Reputation: 3426
I've installed Apache Spark 1.5.2 (for Hadoop 2.6+). My cluster contains of the following hardware:
Actually my slaves file has the two entries:
slave1_ip
slave2_ip
Because my master also has a very "strong" hardware, it wouldn't be used to capacity only by the master threads. So I wanted to ask whether it is possible to provide some of the CPU cores and the RAM from the master machine to a third worker instance...? Thank you!
FIRST ATTEMPT TO SOLVE THE PROBLEM
After Jacek Laskowski's answer I set the following settings:
spark-defaults.conf (only on Master machine):
spark.driver.cores=2
spark.driver.memory=4g
spark-env.sh (on Master):
SPARK_WORKER_CORES=10
SPARK_WORKER_MEMORY=120g
spark-env.sh (on Slave1):
SPARK_WORKER_CORES=12
SPARK_WORKER_MEMORY=60g
spark-env.sh (on Slave2):
SPARK_WORKER_CORES=6
SPARK_WORKER_MEMORY=60g
I also added the master's ip address to the slaves
file.
The cluster now contains of 3 worker nodes (slaves + master), that's perfect.
BUT: The web UI shows that there're only 1024m of RAM per node, see Screenshot:
Can someone say how to fix this? Setting spark.executor.memory will set the same amount of RAM for each machine, which wouldn't be optimal to use as much RAM as possible...! What am I doing wrong? Thank you!
Upvotes: 3
Views: 1533
Reputation: 2441
I know this is a very old post, but why wouldn't you set the property spark.executor.memory in spark-default.xml? (OR --executor-memory) Note this value is 1024MB by default and that is what you seem to be encountering.

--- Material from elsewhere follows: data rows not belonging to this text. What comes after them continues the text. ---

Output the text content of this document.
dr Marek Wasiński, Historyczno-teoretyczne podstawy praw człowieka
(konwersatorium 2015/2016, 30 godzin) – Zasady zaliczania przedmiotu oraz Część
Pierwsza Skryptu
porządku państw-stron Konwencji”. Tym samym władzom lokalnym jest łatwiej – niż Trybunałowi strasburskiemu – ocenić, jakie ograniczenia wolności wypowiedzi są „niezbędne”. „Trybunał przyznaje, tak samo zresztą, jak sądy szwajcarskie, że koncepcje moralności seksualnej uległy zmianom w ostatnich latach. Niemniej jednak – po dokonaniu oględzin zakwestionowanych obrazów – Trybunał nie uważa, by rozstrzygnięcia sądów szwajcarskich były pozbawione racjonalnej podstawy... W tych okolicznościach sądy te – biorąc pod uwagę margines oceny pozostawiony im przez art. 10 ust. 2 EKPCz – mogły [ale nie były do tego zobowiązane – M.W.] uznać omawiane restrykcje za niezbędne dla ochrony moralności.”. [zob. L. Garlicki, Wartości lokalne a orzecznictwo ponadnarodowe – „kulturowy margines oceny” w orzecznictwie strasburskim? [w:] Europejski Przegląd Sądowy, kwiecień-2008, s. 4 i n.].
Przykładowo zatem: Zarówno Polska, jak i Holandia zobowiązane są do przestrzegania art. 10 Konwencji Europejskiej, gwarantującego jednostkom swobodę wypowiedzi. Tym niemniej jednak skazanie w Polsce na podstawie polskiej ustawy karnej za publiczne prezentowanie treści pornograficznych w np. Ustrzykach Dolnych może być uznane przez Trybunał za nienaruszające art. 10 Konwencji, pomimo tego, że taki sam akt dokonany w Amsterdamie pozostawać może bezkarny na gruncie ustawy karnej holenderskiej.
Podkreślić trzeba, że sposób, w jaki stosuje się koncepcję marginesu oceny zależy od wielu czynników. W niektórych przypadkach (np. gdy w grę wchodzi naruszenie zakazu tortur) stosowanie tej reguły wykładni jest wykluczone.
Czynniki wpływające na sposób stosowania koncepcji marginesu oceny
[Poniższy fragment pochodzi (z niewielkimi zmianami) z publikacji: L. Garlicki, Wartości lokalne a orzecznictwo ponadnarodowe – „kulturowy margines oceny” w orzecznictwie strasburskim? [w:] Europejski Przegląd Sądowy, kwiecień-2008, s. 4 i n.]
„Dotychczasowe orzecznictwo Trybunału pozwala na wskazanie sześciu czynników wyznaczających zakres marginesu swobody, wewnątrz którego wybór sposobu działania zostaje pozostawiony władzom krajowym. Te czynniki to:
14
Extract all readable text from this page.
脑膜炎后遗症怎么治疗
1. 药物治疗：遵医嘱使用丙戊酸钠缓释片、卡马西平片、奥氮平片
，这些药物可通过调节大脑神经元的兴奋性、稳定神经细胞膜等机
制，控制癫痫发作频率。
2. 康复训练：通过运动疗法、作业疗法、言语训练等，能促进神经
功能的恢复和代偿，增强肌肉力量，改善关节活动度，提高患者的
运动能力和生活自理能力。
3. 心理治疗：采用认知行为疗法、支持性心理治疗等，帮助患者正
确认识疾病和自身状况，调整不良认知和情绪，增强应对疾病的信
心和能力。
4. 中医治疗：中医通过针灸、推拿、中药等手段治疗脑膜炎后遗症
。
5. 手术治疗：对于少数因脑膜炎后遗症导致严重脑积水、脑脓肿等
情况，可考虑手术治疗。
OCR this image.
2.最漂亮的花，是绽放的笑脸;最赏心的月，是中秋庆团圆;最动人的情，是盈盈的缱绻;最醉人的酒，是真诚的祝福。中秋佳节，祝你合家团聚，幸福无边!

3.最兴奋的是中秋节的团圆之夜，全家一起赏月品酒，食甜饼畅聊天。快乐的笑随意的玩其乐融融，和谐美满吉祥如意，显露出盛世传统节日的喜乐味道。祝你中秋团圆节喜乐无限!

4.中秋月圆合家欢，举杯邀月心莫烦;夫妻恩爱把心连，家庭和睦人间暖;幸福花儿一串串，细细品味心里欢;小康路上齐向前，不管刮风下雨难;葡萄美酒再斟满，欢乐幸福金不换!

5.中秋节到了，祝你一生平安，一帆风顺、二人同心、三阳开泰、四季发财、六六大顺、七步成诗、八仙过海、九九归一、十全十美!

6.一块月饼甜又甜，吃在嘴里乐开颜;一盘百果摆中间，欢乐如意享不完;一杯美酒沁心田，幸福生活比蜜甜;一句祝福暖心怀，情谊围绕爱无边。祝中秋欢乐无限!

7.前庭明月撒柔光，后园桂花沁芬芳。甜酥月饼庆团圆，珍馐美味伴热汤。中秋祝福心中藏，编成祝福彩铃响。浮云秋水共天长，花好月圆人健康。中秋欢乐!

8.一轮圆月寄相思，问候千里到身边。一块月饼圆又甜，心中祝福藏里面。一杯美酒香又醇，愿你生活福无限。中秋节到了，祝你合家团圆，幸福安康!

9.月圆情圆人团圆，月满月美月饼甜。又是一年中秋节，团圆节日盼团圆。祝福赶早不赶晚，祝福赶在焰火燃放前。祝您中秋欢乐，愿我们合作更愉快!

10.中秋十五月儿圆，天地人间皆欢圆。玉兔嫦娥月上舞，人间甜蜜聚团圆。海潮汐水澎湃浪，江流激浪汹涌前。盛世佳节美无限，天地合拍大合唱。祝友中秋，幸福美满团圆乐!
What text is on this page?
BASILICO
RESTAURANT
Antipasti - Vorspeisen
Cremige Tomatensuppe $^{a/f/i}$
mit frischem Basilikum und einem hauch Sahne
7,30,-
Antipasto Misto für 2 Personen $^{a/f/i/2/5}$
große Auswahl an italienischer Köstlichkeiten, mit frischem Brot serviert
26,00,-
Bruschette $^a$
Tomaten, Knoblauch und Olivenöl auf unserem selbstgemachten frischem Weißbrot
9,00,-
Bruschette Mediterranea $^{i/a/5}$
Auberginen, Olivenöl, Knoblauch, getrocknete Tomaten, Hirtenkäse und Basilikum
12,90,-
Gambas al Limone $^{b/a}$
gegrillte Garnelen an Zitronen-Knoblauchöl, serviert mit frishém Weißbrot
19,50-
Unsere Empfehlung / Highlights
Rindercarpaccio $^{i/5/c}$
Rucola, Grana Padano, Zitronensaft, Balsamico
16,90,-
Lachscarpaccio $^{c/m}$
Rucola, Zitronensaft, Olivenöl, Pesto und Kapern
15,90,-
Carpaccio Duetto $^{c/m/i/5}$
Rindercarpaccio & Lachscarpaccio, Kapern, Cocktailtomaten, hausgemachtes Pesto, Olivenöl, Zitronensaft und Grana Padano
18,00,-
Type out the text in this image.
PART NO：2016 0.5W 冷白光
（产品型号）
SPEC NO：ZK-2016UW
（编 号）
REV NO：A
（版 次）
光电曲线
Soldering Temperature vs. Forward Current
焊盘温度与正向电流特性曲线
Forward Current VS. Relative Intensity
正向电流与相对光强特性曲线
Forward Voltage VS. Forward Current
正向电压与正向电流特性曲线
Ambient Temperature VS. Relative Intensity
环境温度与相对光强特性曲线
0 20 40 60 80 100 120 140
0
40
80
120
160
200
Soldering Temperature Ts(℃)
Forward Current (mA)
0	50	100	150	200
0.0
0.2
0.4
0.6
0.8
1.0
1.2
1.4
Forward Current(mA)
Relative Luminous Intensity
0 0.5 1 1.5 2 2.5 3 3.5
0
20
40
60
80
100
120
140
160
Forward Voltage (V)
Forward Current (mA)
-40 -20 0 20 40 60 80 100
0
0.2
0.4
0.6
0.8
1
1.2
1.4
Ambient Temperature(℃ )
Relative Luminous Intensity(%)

The thing is executor.memory is defined at the application level and not at the node level, so there doesnt seem to be a way to start the executors with different cores/memory on diff nodes.
Upvotes: 0
Reputation: 3692
In spark standalone cluster manager you should put all conf file same like spark-env.sh is same in master and worker so it cant match the configuration and set default memory for worker its 1g
spark-defaults.conf (only on Master machine):
spark.driver.cores=2
spark.driver.memory=4g
spark-env.sh (on Master)
SPARK_WORKER_CORES=10
SPARK_WORKER_MEMORY=60g
spark-env.sh (on Slave1):
SPARK_WORKER_CORES=10
SPARK_WORKER_MEMORY=60g
spark-env.sh (on Slave2):
SPARK_WORKER_CORES=10
SPARK_WORKER_MEMORY=60g
and in slaves.conf on each machine as below
masterip
slave1ip
slave2ip
after above configuration you have 3 workers one on master machine and 2 other on node and your driver is also on master machine.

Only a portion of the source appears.